Further down the hierarchy of the imperial system
are the 'semi-autonomous client regimes' (SACR). These include
Brazil, South Korea, South Africa, Taiwan, Argentina, Saudi Arabia,
Chile and lately Bolivia. These states have a substantial national
economic base of support, through public or private ownership
of key economic sectors. They are governed by regimes, which pursue
diversified markets, though highly dependent on exports to the
emerging imperial states. On the other hand these states are highly
dependent on imperial state
military protection (Taiwan, South Korea and Saudi Arabia) and
provide regional military bases for imperial operations. Many
are resource-dependent exporters (Saudi Arabia, Chile, Nigeria
and Bolivia) who share revenues and profits with the multi-nationals
of the imperial states. They include rapidly industrialized countries
(Taiwan and South Korea), as well as relatively agro-mineral export
states (Brazil, Argentina and Chile). The wealthy oil states have
close ties with the financial ruling classes of the imperial counties
and invest heavily in real estate, financial instruments and Treasury
notes which finance the deficits in
the US and England. On key issues such as imperial wars in the
Middle East, the invasion of Haiti, destabilizing regimes in Africa,
support for global neo-liberal policies and imperial takeovers
of strategic sectors, they collaborate with rulers from the CIS
and the NEIP. Nevertheless, because of powerful elite interests
and in some cases of powerful national social movements, they
come into limited conflicts with the imperial powers. For example,
Brazil, Chile and Argentina disagree with the US efforts to undermine
the nationalist Venezuelan
government. They have lucrative trade, energy and investment relations
with Venezuela. In addition they do not wish to legitimize military
coups, which might threaten their own rule and legitimacy in the
eyes of an electorate partial to President Chavez. While structurally
deeply integrated into the imperial system, the SACR regimes retain
a degree of autonomy in formulating foreign and
domestic policy, which may even conflict or compete with imperial
interests.
Despite their 'relative autonomy', the regimes
also provide military and political mercenaries to serve the imperialist
countries. This is best illustrated in the case of Haiti. Subsequent
to the US invasion and overthrow of the elected Aristide Government
in 2004, the US succeeded in securing an occupation force from
its outright client and 'semi-autonomous' client regimes. President
Lula of Brazil sent a major contingent. A Brazilian General headed
the entire mercenary military force. Chile's Gabriel Valdez headed
the United Nations occupation administration as the senior official
overseeing the bloody repression of Haitian resistance movements.

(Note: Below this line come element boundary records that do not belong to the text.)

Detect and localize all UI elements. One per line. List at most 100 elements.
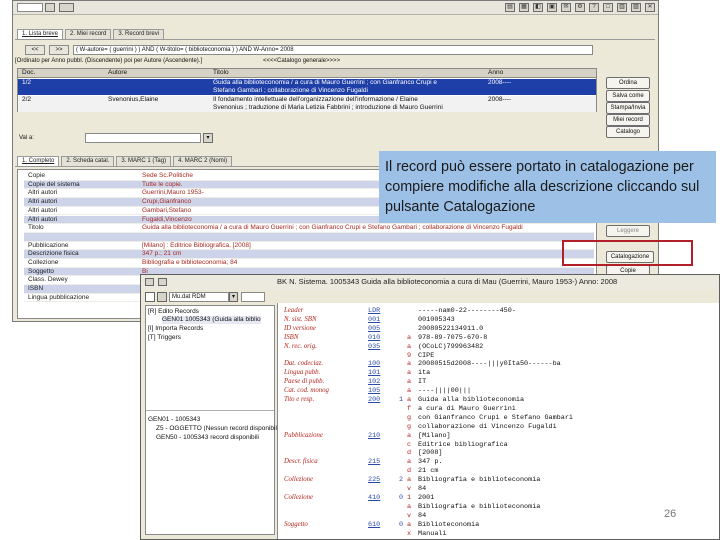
copy-icon[interactable]: ▣ <box>547 3 557 12</box>
marc-val[interactable]: Bibliografia e biblioteconomia <box>418 476 540 484</box>
tree-item-gen50[interactable]: GEN50 - 1005343 record disponibili <box>156 434 259 442</box>
record-icon[interactable]: ▤ <box>505 3 515 12</box>
marc-val[interactable]: 20080522134911.0 <box>418 325 483 333</box>
marc-editor: Leader LDR -----nam0-22--------450- N. sist… <box>277 303 719 539</box>
marc-tag: 210 <box>368 431 381 440</box>
next-button[interactable]: >> <box>49 45 69 55</box>
col-autore[interactable]: Autore <box>108 69 127 77</box>
close-icon[interactable]: ✕ <box>645 3 655 12</box>
table-row[interactable]: 1/2 Guida alla biblioteconomia / a cura … <box>18 79 596 95</box>
detail-value: Bibliografia e biblioteconomia; 84 <box>142 259 238 266</box>
marc-val[interactable]: a cura di Mauro Guerrini <box>418 405 516 413</box>
marc-val[interactable]: 2001 <box>418 494 434 502</box>
stampa-invia-button[interactable]: Stampa/Invia <box>606 102 650 114</box>
tree-item-gen01[interactable]: GEN01 - 1005343 <box>148 416 200 424</box>
marc-val[interactable]: con Gianfranco Crupi e Stefano Gambari <box>418 414 573 422</box>
tab-lista-breve[interactable]: 1. Lista breve <box>17 29 64 39</box>
marc-lbl: Cat. cod. monog <box>284 387 329 395</box>
tree-item-gen01-record[interactable]: GEN01 1005343 (Guida alla biblio <box>162 316 261 324</box>
marc-val[interactable]: 978-89-7075-670-8 <box>418 334 487 342</box>
tree-divider <box>146 410 274 411</box>
marc-val[interactable]: Biblioteconomia <box>418 521 479 529</box>
marc-tag: 200 <box>368 396 381 404</box>
send-icon[interactable]: ✉ <box>561 3 571 12</box>
cascade-icon[interactable]: ▥ <box>617 3 627 12</box>
tab-completo[interactable]: 1. Completo <box>17 156 60 166</box>
marc-lbl: Tito e resp. <box>284 396 315 403</box>
toolbar-dropdown-icon[interactable] <box>45 3 55 12</box>
detail-key: Altri autori <box>28 198 58 206</box>
marc-tag: 101 <box>368 369 381 378</box>
marc-val[interactable]: [2008] <box>418 449 442 457</box>
print-icon[interactable]: ▦ <box>519 3 529 12</box>
col-titolo[interactable]: Titolo <box>213 69 229 77</box>
checkbox-icon[interactable] <box>145 292 155 302</box>
export-icon[interactable]: ◧ <box>533 3 543 12</box>
col-doc[interactable]: Doc. <box>22 69 35 77</box>
marc-val[interactable]: CIPE <box>418 352 434 360</box>
marc-val[interactable]: Guida alla biblioteconomia <box>418 396 524 404</box>
leggere-button[interactable]: Leggere <box>606 225 650 237</box>
marc-tag: 001 <box>368 315 381 324</box>
marc-val[interactable]: collaborazione di Vincenzo Fugaldi <box>418 423 557 431</box>
help-icon[interactable]: ? <box>589 3 599 12</box>
marc-val[interactable]: Manuali <box>418 530 447 538</box>
detail-row[interactable]: Pubblicazione [Milano] : Editrice Bibliog… <box>24 242 594 251</box>
detail-row[interactable] <box>24 232 594 242</box>
tree-item-z5[interactable]: Z5 - OGGETTO (Nessun record disponibile <box>156 425 281 433</box>
tab-marc-2[interactable]: 4. MARC 2 (Nomi) <box>173 156 233 166</box>
marc-val[interactable]: -----nam0-22--------450- <box>418 307 516 315</box>
marc-val[interactable]: ----||||00||| <box>418 387 471 395</box>
marc-sub: v <box>407 485 412 493</box>
format-extra-field[interactable] <box>241 292 265 302</box>
tab-record-brevi[interactable]: 3. Record brevi <box>113 29 165 39</box>
tree-item-importa-records[interactable]: [I] Importa Records <box>148 325 203 333</box>
detail-row[interactable]: Titolo Guida alla biblioteconomia / a cur… <box>24 224 594 233</box>
marc-val[interactable]: IT <box>418 378 426 386</box>
format-select[interactable]: Mu.dat RDM <box>169 292 229 302</box>
catalogo-button[interactable]: Catalogo <box>606 126 650 138</box>
settings-icon[interactable]: ⚙ <box>575 3 585 12</box>
tile-icon[interactable]: ▧ <box>631 3 641 12</box>
marc-val[interactable]: 347 p. <box>418 458 442 466</box>
tree-item-edito-records[interactable]: [R] Edito Records <box>148 308 199 316</box>
marc-val[interactable]: 001005343 <box>418 316 455 324</box>
marc-val[interactable]: Editrice bibliografica <box>418 441 508 449</box>
marc-val[interactable]: Bibliografia e biblioteconomia <box>418 503 540 511</box>
marc-val[interactable]: 20080515d2008----|||y0Ita50------ba <box>418 360 561 368</box>
marc-val[interactable]: (OCoLC)799963482 <box>418 343 483 351</box>
prev-button[interactable]: << <box>25 45 45 55</box>
marc-val[interactable]: [Milano] <box>418 432 451 440</box>
detail-key: Soggetto <box>28 267 55 275</box>
detail-row[interactable]: Descrizione fisica 347 p.; 21 cm <box>24 250 594 259</box>
marc-val[interactable]: 84 <box>418 512 426 520</box>
filter-go-icon[interactable]: ▾ <box>203 133 213 143</box>
marc-val[interactable]: 84 <box>418 485 426 493</box>
new-record-icon[interactable] <box>158 278 167 286</box>
marc-sub: a <box>407 342 412 351</box>
tab-scheda-catal[interactable]: 2. Scheda catal. <box>61 156 115 166</box>
marc-sub: a <box>407 369 412 378</box>
toolbar-small-button[interactable] <box>59 3 74 12</box>
window-icon[interactable]: □ <box>603 3 613 12</box>
marc-val[interactable]: ita <box>418 369 430 377</box>
marc-val[interactable]: 21 cm <box>418 467 438 475</box>
salva-come-button[interactable]: Salva come <box>606 90 650 102</box>
detail-row[interactable]: Collezione Bibliografia e biblioteconomia… <box>24 259 594 268</box>
ordina-button[interactable]: Ordina <box>606 77 650 89</box>
detail-key: Descrizione fisica <box>28 250 79 258</box>
marc-tag: 102 <box>368 378 381 387</box>
filter-input[interactable] <box>85 133 201 143</box>
col-anno[interactable]: Anno <box>488 69 503 77</box>
folder-icon[interactable] <box>157 292 167 302</box>
toolbar-field[interactable] <box>17 3 43 12</box>
tree-item-triggers[interactable]: [T] Triggers <box>148 334 181 342</box>
tab-miei-record[interactable]: 2. Miei record <box>65 29 112 39</box>
chevron-down-icon[interactable]: ▾ <box>229 292 238 302</box>
query-field[interactable]: ( W-autore= ( guerrini ) ) AND ( W-titol… <box>73 45 593 55</box>
marc-sub: c <box>407 440 412 449</box>
window-menu-icon[interactable] <box>145 278 154 286</box>
table-row[interactable]: 2/2 Svenonius,Elaine Il fondamento intel… <box>18 96 596 112</box>
tab-marc-1[interactable]: 3. MARC 1 (Tag) <box>116 156 172 166</box>
miei-record-button[interactable]: Miei record <box>606 114 650 126</box>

Other 'semi-autonomous' clients, such as Uruguay and Bolivia,
added military contingents along with soldiers from client regimes
such as Panama, Paraguay, Colombia and Peru. President Evo Morales
justified Bolivia's continued military collaboration with the
US in Haiti under his presidency by citing its 'peacekeeping role',
knowing full well that between December 2006 and February 2007
scores of Haitian poor were slaughtered during a full-scale UN
invasion of Haiti's poorest and most densely populated slums.

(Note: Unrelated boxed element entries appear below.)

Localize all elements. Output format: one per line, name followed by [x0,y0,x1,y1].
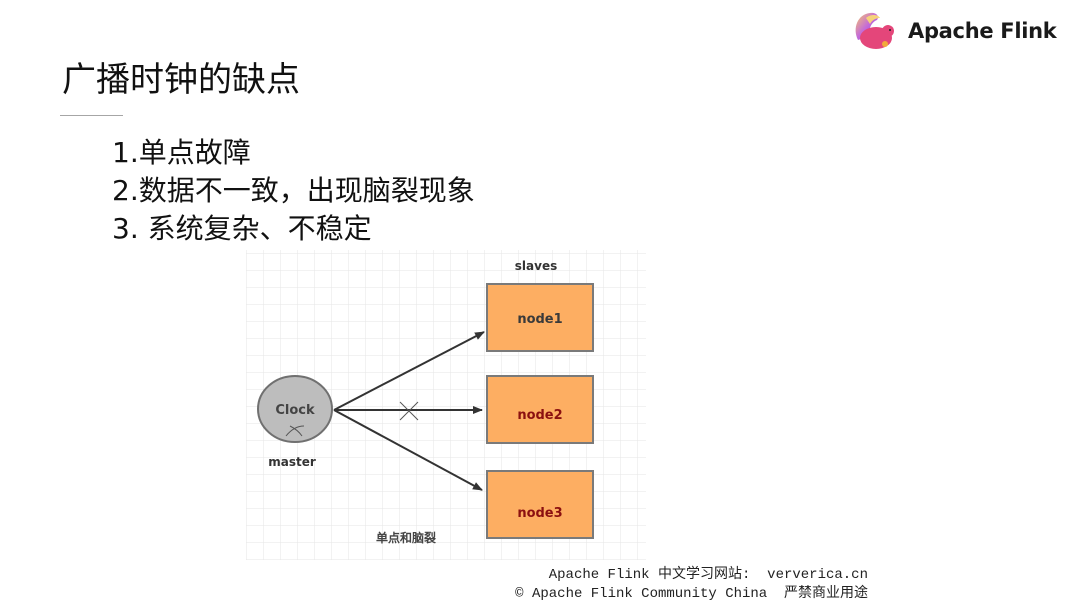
slide-title: 广播时钟的缺点 [62,60,300,100]
node-label: node1 [517,312,562,327]
brand-name: Apache Flink [908,19,1057,43]
broadcast-clock-diagram: slaves Clock master node1 node2 node3 单点… [246,250,646,560]
diagram-caption: 单点和脑裂 [376,530,436,545]
footer-website-line: Apache Flink 中文学习网站: ververica.cn [548,567,868,583]
master-clock-label: Clock [275,403,315,418]
node-label: node3 [517,506,562,521]
drawback-list: 1.单点故障 2.数据不一致，出现脑裂现象 3. 系统复杂、不稳定 [112,134,475,248]
footer: Apache Flink 中文学习网站: ververica.cn © Apac… [508,566,868,604]
apache-flink-logo: Apache Flink [852,10,1057,52]
slave-node-2: node2 [486,375,594,444]
node-label: node2 [517,408,562,423]
footer-copyright-line: © Apache Flink Community China 严禁商业用途 [515,586,868,602]
slaves-label: slaves [515,259,557,273]
slave-node-1: node1 [486,283,594,352]
title-divider [60,115,123,116]
drawback-item: 3. 系统复杂、不稳定 [112,212,372,245]
slave-node-3: node3 [486,470,594,539]
master-role-label: master [268,455,316,469]
flink-squirrel-icon [855,12,894,49]
drawback-item: 2.数据不一致，出现脑裂现象 [112,174,475,207]
drawback-item: 1.单点故障 [112,136,251,169]
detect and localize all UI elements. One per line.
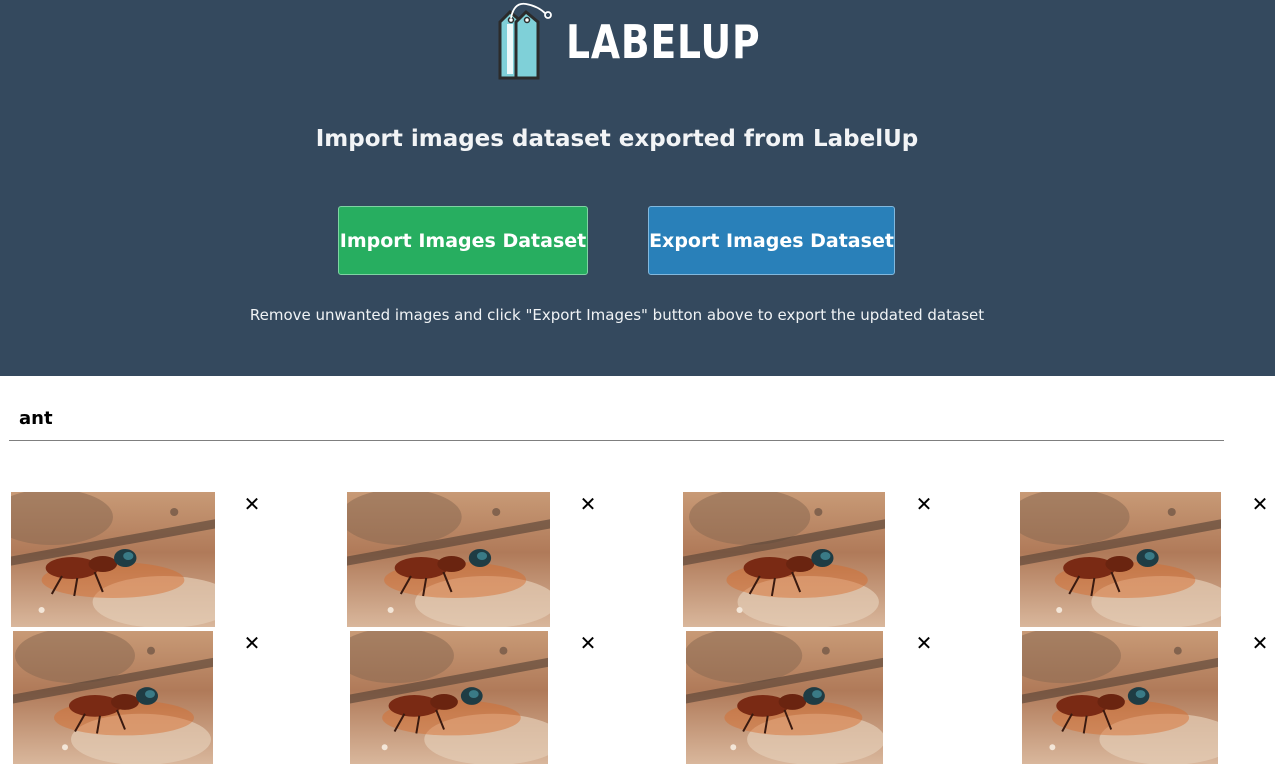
labelup-logo: LABELUP <box>496 0 803 80</box>
page-subtitle: Import images dataset exported from Labe… <box>315 126 919 152</box>
remove-image-icon[interactable]: ✕ <box>914 494 934 514</box>
dataset-thumbnail <box>350 631 548 764</box>
remove-image-icon[interactable]: ✕ <box>1250 494 1270 514</box>
instructions-text: Remove unwanted images and click "Export… <box>249 306 985 324</box>
import-dataset-button[interactable]: Import Images Dataset <box>338 206 588 275</box>
header-banner: LABELUP Import images dataset exported f… <box>0 0 1275 376</box>
dataset-thumbnail <box>347 492 550 627</box>
export-dataset-button[interactable]: Export Images Dataset <box>648 206 895 275</box>
logo-wordmark: LABELUP <box>566 15 761 69</box>
dataset-thumbnail <box>1020 492 1221 627</box>
dataset-thumbnail <box>11 492 215 627</box>
remove-image-icon[interactable]: ✕ <box>578 494 598 514</box>
label-divider <box>9 440 1224 441</box>
label-name: ant <box>19 408 53 429</box>
tag-logo-icon <box>496 0 552 80</box>
dataset-thumbnail <box>13 631 213 764</box>
remove-image-icon[interactable]: ✕ <box>1250 633 1270 653</box>
dataset-thumbnail <box>1022 631 1218 764</box>
remove-image-icon[interactable]: ✕ <box>242 494 262 514</box>
remove-image-icon[interactable]: ✕ <box>242 633 262 653</box>
remove-image-icon[interactable]: ✕ <box>914 633 934 653</box>
dataset-thumbnail <box>686 631 883 764</box>
dataset-thumbnail <box>683 492 885 627</box>
remove-image-icon[interactable]: ✕ <box>578 633 598 653</box>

The key theoretical point is that given Washington
current state of being tied down in two wars in the Middle East
and West Asia, it depends on its clients to police and repress
anti-imperialist movements elsewhere. Somalia, as in Haiti, was
invaded by mercenaries by Ethiopia, trained, financed, armed and
directed by US military advisers. Subsequently, during the occupation,
Washington succeeded in securing its African clients (via the
so-called Organization of
African Unity according to the White House's stooge, Ugandan Army
spokesman Captain Paddy Ankunda) to send a mercenary occupation
army to prop up its unpopular client Somali warlord ruler. Despite
opposition from its Parliament, Uganda is sending 1500 mercenaries
along with contingents from Nigeria, Burundi, Ghana and Malawi.

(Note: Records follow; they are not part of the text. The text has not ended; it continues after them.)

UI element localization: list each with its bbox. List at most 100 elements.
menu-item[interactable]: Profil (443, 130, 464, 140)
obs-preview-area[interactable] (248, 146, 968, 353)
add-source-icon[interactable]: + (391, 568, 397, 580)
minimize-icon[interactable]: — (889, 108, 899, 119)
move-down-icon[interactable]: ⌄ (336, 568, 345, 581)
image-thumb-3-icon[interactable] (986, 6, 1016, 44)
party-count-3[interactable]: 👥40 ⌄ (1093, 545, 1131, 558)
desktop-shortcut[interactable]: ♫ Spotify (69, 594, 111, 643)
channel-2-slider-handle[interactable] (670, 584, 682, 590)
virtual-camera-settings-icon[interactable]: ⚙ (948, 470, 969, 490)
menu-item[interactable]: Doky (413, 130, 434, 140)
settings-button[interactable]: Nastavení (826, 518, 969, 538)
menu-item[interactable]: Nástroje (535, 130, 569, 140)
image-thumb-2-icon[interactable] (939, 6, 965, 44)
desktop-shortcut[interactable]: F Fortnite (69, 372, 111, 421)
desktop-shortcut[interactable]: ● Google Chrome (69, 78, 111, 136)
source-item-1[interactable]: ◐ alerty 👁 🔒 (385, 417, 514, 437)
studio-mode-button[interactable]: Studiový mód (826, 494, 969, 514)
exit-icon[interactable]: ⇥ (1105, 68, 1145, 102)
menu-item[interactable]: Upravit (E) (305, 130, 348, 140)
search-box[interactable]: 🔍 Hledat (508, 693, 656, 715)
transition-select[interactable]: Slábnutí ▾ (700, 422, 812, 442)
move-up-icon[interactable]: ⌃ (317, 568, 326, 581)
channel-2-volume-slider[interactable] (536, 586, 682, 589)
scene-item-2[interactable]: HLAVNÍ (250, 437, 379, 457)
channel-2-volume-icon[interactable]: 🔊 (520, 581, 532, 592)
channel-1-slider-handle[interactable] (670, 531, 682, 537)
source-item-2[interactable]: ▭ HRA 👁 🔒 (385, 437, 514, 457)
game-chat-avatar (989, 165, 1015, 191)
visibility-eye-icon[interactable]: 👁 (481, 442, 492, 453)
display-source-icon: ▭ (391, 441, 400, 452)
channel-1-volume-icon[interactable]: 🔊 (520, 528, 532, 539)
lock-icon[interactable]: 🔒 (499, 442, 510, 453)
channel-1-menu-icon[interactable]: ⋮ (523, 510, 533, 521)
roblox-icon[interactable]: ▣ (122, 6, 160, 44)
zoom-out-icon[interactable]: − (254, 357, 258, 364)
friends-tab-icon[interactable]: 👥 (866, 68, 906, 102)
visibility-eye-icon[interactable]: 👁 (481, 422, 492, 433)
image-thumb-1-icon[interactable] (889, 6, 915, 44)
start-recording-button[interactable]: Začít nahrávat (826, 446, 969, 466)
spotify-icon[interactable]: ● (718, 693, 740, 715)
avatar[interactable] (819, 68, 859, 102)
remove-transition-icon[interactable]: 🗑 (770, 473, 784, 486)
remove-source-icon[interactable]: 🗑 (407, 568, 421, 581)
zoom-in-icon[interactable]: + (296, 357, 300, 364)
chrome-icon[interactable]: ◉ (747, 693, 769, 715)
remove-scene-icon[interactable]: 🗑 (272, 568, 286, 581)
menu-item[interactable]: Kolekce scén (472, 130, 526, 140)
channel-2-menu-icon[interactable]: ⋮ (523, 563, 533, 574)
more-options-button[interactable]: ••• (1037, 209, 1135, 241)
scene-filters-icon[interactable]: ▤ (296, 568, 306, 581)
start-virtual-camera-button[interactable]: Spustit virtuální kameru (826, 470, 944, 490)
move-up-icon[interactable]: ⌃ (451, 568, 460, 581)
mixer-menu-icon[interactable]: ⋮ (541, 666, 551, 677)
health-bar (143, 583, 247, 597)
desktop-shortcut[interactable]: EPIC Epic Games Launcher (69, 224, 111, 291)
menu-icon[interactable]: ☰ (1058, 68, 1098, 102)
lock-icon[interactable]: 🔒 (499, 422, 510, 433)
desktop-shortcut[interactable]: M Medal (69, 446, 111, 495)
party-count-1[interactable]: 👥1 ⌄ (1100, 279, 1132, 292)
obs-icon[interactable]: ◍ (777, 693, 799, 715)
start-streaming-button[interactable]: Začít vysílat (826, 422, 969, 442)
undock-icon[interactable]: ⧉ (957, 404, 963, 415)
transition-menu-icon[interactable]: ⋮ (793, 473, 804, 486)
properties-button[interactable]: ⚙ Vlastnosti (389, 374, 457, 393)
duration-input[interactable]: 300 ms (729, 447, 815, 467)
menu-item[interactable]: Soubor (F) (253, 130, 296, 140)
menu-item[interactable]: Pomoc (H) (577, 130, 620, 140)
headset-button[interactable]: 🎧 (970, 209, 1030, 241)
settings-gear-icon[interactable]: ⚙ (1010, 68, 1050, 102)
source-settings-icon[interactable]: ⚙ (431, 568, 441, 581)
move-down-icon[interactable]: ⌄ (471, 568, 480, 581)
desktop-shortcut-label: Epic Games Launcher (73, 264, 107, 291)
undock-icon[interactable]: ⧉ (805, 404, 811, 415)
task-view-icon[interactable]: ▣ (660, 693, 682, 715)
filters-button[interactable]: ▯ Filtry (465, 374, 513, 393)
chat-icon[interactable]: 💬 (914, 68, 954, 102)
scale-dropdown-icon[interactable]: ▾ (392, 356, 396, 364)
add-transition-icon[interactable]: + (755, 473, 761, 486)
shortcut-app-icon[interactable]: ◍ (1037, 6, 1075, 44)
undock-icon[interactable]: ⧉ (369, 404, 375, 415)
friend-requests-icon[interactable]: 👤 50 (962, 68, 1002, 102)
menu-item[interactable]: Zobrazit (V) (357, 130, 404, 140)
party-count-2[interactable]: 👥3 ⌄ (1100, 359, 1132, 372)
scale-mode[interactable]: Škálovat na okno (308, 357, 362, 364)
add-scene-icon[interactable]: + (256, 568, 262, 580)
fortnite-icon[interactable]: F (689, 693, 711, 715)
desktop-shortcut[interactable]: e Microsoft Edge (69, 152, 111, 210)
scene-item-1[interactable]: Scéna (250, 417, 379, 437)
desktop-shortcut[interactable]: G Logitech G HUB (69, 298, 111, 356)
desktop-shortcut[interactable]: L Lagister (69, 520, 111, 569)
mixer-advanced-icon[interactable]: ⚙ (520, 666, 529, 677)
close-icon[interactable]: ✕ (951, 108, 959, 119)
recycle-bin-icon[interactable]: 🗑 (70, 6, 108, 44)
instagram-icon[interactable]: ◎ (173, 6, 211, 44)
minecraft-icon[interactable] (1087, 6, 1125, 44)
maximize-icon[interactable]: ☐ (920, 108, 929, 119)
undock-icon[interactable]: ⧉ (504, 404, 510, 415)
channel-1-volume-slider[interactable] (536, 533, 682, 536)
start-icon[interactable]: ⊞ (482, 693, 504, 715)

At the bottom of the imperial hierarchy are the client collaborator
regimes (CCR). These include Egypt, Jordan, the Gulf States, Central
American and Caribbean Island states, the Axis of Sub-Saharan
States (ASS) (namely Kenya, Uganda, Ethiopia, Rwanda and Ghana),
Colombia, Peru, Paraguay, Mexico, Eastern European states (in
and out of the European Union), former states of the USSR (Georgia,
Ukraine, Kazakhstan, Latvia, etc), Philippines, Indonesia, North
Africa and Pakistan. These countries are governed by authoritarian
political elites dependent on the imperial or NEIP states for
arms, financing and political support. They provide vast opportunities
for
exploitation and export of raw materials. Unlike the SACR, exports
from client regimes have little value added, as industrial processing
of raw materials takes place in the imperial countries, particularly
in the NEIP. Predator, rentier, comprador and kleptocratic elites
who lack any entrepreneurial vocation rule the CCR. They frequently
provide mercenary soldiers to service imperial countries intervening,
conquering, occupying and imposing client regimes in imperial
targeted countries. The client regimes thus are subordinate collaborators
of
the imperial powers in the plunder of wealth, the exploitation
of billions of workers and the displacement of peasants and destruction
of the environment.
The structure of the imperial system is based
on the power of ruling classes to exercise and project state and
market power, retain control of exploitative class relations at
home and abroad and to organize mercenary armies from among its
client states. Led and directed by imperial officials, mercenary
armies collaborate in destroying autonomous popular, nationalist
movements and independent states.
Client regimes form a crucial link in sustaining
the imperial powers. They complement imperial occupation forces,
facilitating the extraction of raw materials. Without the 'mercenaries
of color' the imperial powers would have to extend and over-stretch
their own military forces, provoking high levels of internal opposition,
and heightening overseas resistance to overt wars of re-colonization.
Moreover client mercenaries are less costly in terms of financing
and reduce the loss of imperial soldiers. There are numerous euphemistic
terms used to describe these client mercenary forces: United Nations,
Organization of American States and Organization of African Unity
'peacekeepers', the 'Coalition of the Willing' among others. In
many cases a few white imperial senior officers command the lower
officers and soldiers of color of the client mercenary armies.